One option available in defining a column in a table definition is to use :tinyint instead of :integer if you want to store a small number.
With a MySQL database as a back end, :tinyint get translated into a tinyint(4) type (using 4 bytes) instead of an int(11) type, which is what :integer get translated into.
You can use :tinyint in a create_table block thus:
create_table :users do |table|
table.column :active, :tinyint, :default => 1
end
The problem that I've run into is when I want to extend an existing table by adding a column of type :tinyint, using an add_column definition in a migration, like this:
add_column :disclosures, :seqs_frozen, :tinyint, :default => 0
When I run rake migrate on this I get the following error message:
$ rake migrate
(in /Users/jones/Documents/Craic/Code/RubyOnRails/portfolio)

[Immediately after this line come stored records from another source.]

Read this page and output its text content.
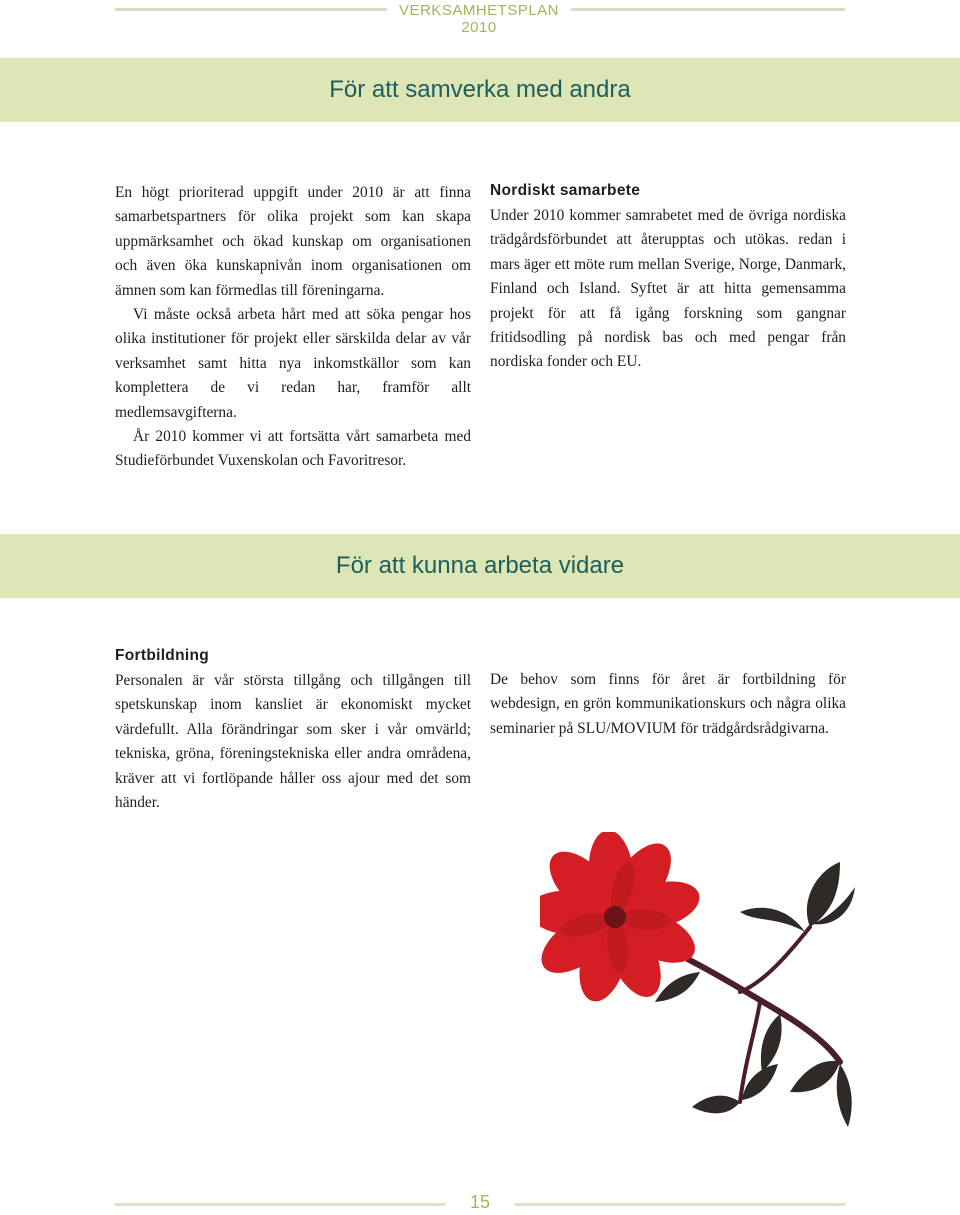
VERKSAMHETSPLAN 2010
För att samverka med andra

En högt prioriterad uppgift under 2010 är att finna samarbetspartners för olika projekt som kan skapa uppmärksamhet och ökad kunskap om organisationen och även öka kunskapnivån inom organisationen om ämnen som kan förmedlas till föreningarna.

Vi måste också arbeta hårt med att söka pengar hos olika institutioner för projekt eller särskilda delar av vår verksamhet samt hitta nya inkomstkällor som kan komplettera de vi redan har, framför allt medlemsavgifterna.

År 2010 kommer vi att fortsätta vårt samarbeta med Studieförbundet Vuxenskolan och Favoritresor.

Nordiskt samarbete

Under 2010 kommer samrabetet med de övriga nordiska trädgårdsförbundet att återupptas och utökas. redan i mars äger ett möte rum mellan Sverige, Norge, Danmark, Finland och Island. Syftet är att hitta gemensamma projekt för att få igång forskning som gangnar fritidsodling på nordisk bas och med pengar från nordiska fonder och EU.

För att kunna arbeta vidare
Fortbildning

Personalen är vår största tillgång och tillgången till spetskunskap inom kansliet är ekonomiskt mycket värdefullt. Alla förändringar som sker i vår omvärld; tekniska, gröna, föreningstekniska eller andra områdena, kräver att vi fortlöpande håller oss ajour med det som händer.

De behov som finns för året är fortbildning för webdesign, en grön kommunikationskurs och några olika seminarier på SLU/MOVIUM för trädgårdsrådgivarna.

15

== AddFreezeSeqsToDisclosures: migrating ======================================
-- add_column(:disclosures, :seqs_frozen, :tinyint, {:default=>0})
rake aborted!
You have a nil object when you didn't expect it!
You might have expected an instance of Array.
The error occured while evaluating nil.[]
(See full trace by running task with --trace)
Not very informative and the --trace option doesn't tell me any more.
The solution is to change the :tinyint to :integer. Do that and it will work fine. If you want to save space you can specify the size of the integer by adding :limit => 4 to the add_column definition.
add_column :disclosures, :seqs_frozen, :integer, :limit => 4, :default => 0
This will translate into a MySQL type of int(4) - not tinyint(4).
It looks like :tinyint may be deprecated in Rails 1.2 and it may be good practice to avoid it anyway. Using only :integer with a suitable :limit is probably the more mainstream way to do it.
Update: 01/29/2007
Another reason to avoid :tinyint is that Oracle will throw an error if you try and load a migration that includes :tinyint.